From Kurla in Mumbai to a regular in the national team, Dias indeed has come a long way. His father had a blue-collar job in an automobile company. He also had an alcohol problem.
“My father got into the habit of drinking and so he failed to contribute towards running the house,” Dias said on Thursday.
That forced Dias's elder brother to work from the age of 14, as an apprentice at the Don Bosco Technical Institute. His mother worked as a domestic.
“They ran the kitchen, I was three then,” Dias said.
“When I was a little older, I would go to the institute's ground to play football with my brother and friends. At that time I would play barefoot. So, my brother saved some money to get me a new pair of shoes,” he said.
Ever since, he was hooked to football.
Cut to 2001, the year he debuted for Air India, and Dias said: “That was my dream come true. Earlier, (Air India) coach Bimal Ghosh had rejected me.
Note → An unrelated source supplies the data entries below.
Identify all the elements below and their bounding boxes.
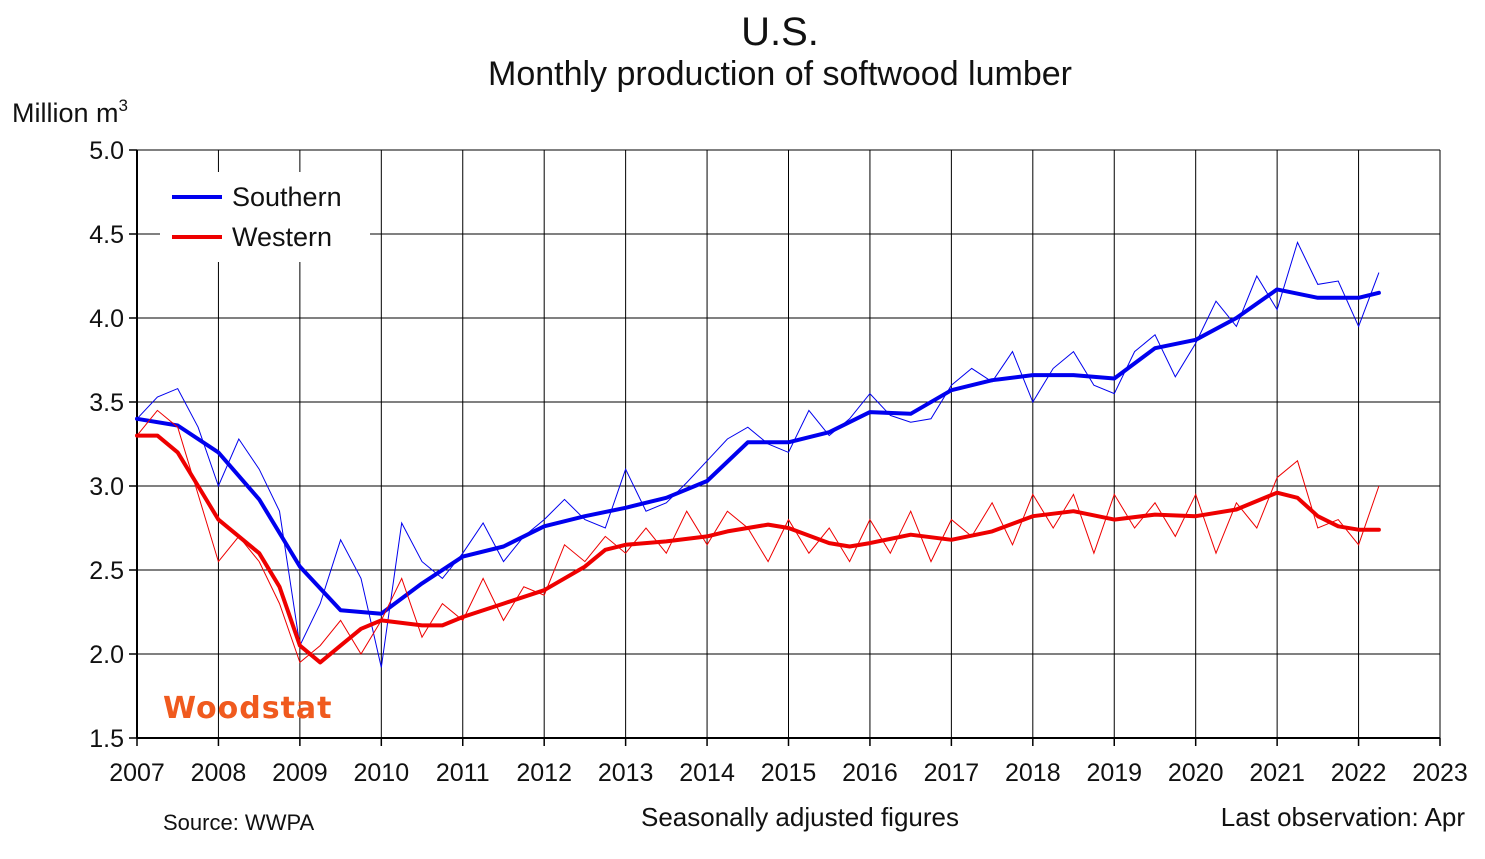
y-axis-label: Million m3	[12, 96, 128, 128]
grid	[136, 149, 1441, 739]
chart-title: U.S.	[741, 10, 819, 54]
seasonal-note: Seasonally adjusted figures	[641, 802, 959, 832]
y-tick-label: 3.5	[89, 389, 124, 417]
x-axis-ticks: 2007 2008 2009 2010 2011 2012 2013 2014 2015 2016…	[109, 738, 1468, 787]
y-tick-label: 4.5	[89, 221, 124, 249]
x-tick-label: 2013	[598, 759, 654, 787]
y-tick-label: 1.5	[89, 725, 124, 753]
x-tick-label: 2011	[436, 759, 490, 787]
chart-subtitle: Monthly production of softwood lumber	[488, 55, 1072, 93]
x-tick-label: 2018	[1005, 759, 1061, 787]
x-tick-label: 2021	[1249, 759, 1305, 787]
x-tick-label: 2023	[1412, 759, 1468, 787]
legend-label-southern: Southern	[232, 182, 342, 212]
x-tick-label: 2014	[679, 759, 735, 787]
x-tick-label: 2008	[191, 759, 247, 787]
y-tick-label: 3.0	[89, 473, 124, 501]
y-axis-label-superscript: 3	[119, 96, 128, 115]
x-tick-label: 2020	[1168, 759, 1224, 787]
legend-box	[160, 172, 370, 262]
series-raw-western	[136, 409, 1380, 664]
y-tick-label: 2.5	[89, 557, 124, 585]
x-tick-label: 2007	[109, 759, 165, 787]
x-tick-label: 2019	[1086, 759, 1142, 787]
series-trend-southern	[135, 287, 1381, 616]
legend: Southern Western	[160, 172, 370, 262]
y-tick-label: 5.0	[89, 137, 124, 165]
x-tick-label: 2009	[272, 759, 328, 787]
y-tick-label: 4.0	[89, 305, 124, 333]
series-layer	[135, 241, 1381, 668]
y-axis-ticks: 1.5 2.0 2.5 3.0 3.5 4.0 4.5 5.0	[89, 137, 137, 753]
source-note: Source: WWPA	[163, 810, 315, 835]
x-tick-label: 2017	[924, 759, 980, 787]
woodstat-logo: Woodstat	[163, 691, 333, 726]
series-trend-western	[135, 433, 1381, 665]
last-observation-note: Last observation: Apr	[1221, 802, 1466, 832]
y-axis-label-text: Million m	[12, 98, 119, 128]
y-tick-label: 2.0	[89, 641, 124, 669]
x-tick-label: 2012	[516, 759, 572, 787]
x-tick-label: 2022	[1331, 759, 1387, 787]
legend-label-western: Western	[232, 222, 332, 252]
x-tick-label: 2015	[761, 759, 817, 787]
x-tick-label: 2010	[354, 759, 410, 787]
x-tick-label: 2016	[842, 759, 898, 787]
series-raw-southern	[136, 241, 1380, 668]
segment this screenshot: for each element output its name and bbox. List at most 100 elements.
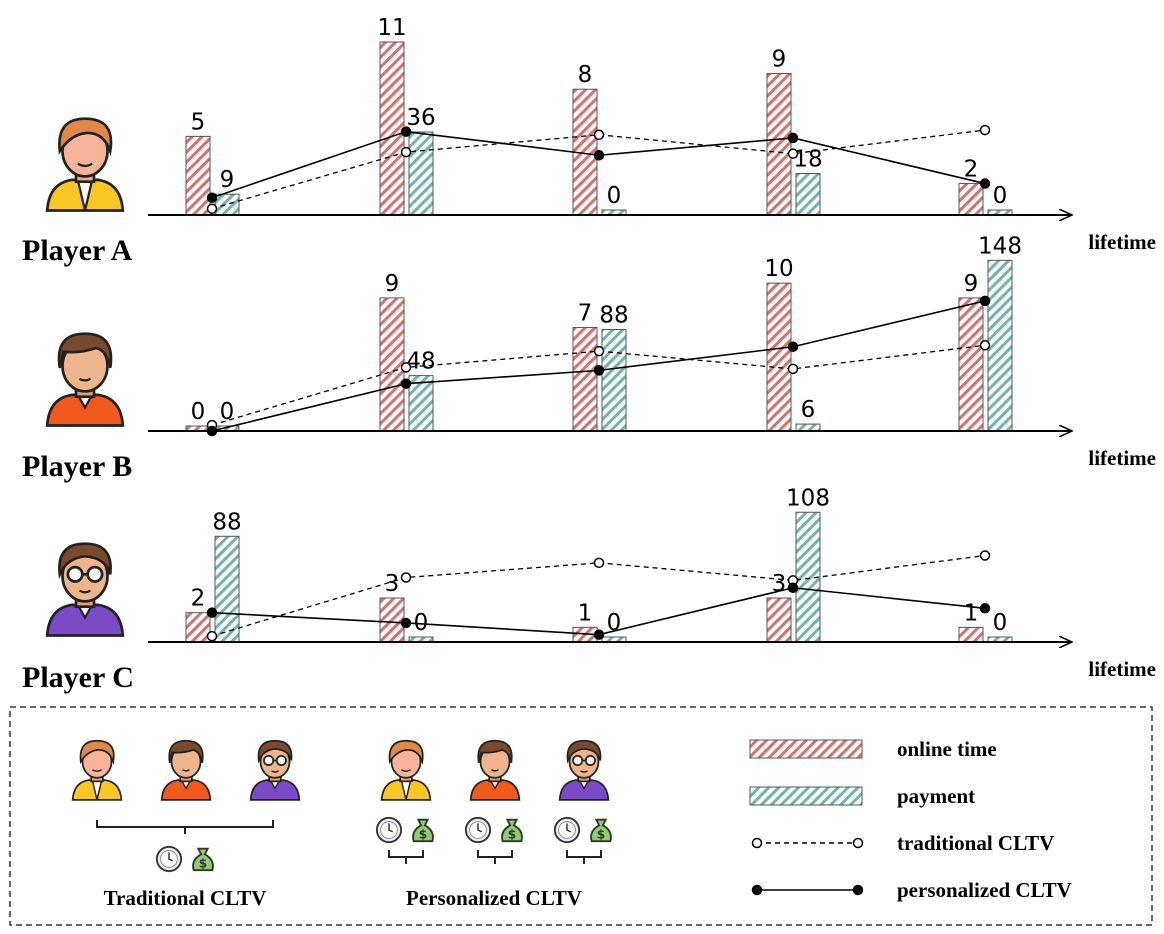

He looked at my physique and asked me to play fourth division first. It's funny to see myself in the national team now.”
About his life under the current national coach Bob Houghton - his third coach after Stephen Constantine (2003) and Syed Nayemuddin (2005), Dias said: “ He is like a magician. Now, every member of the team has a clearly defined role. We are more organised and now know how to attack unlike before, when we would just defend and defend.”
Still with Mahindra United, Dias accepted he didn't have a good season last time.
“I'd had a major problem. Most of the time NP Pradeep and I would warm the bench. Bob (Houghton) used to visit during matches and would be amazed at seeing the two of us sitting outside.
“It was Bob who supported me when my morale hit an all-time low and I even thought of leaving football. I am a reformed man now. There's a lot more of me left for everybody to see,” he said.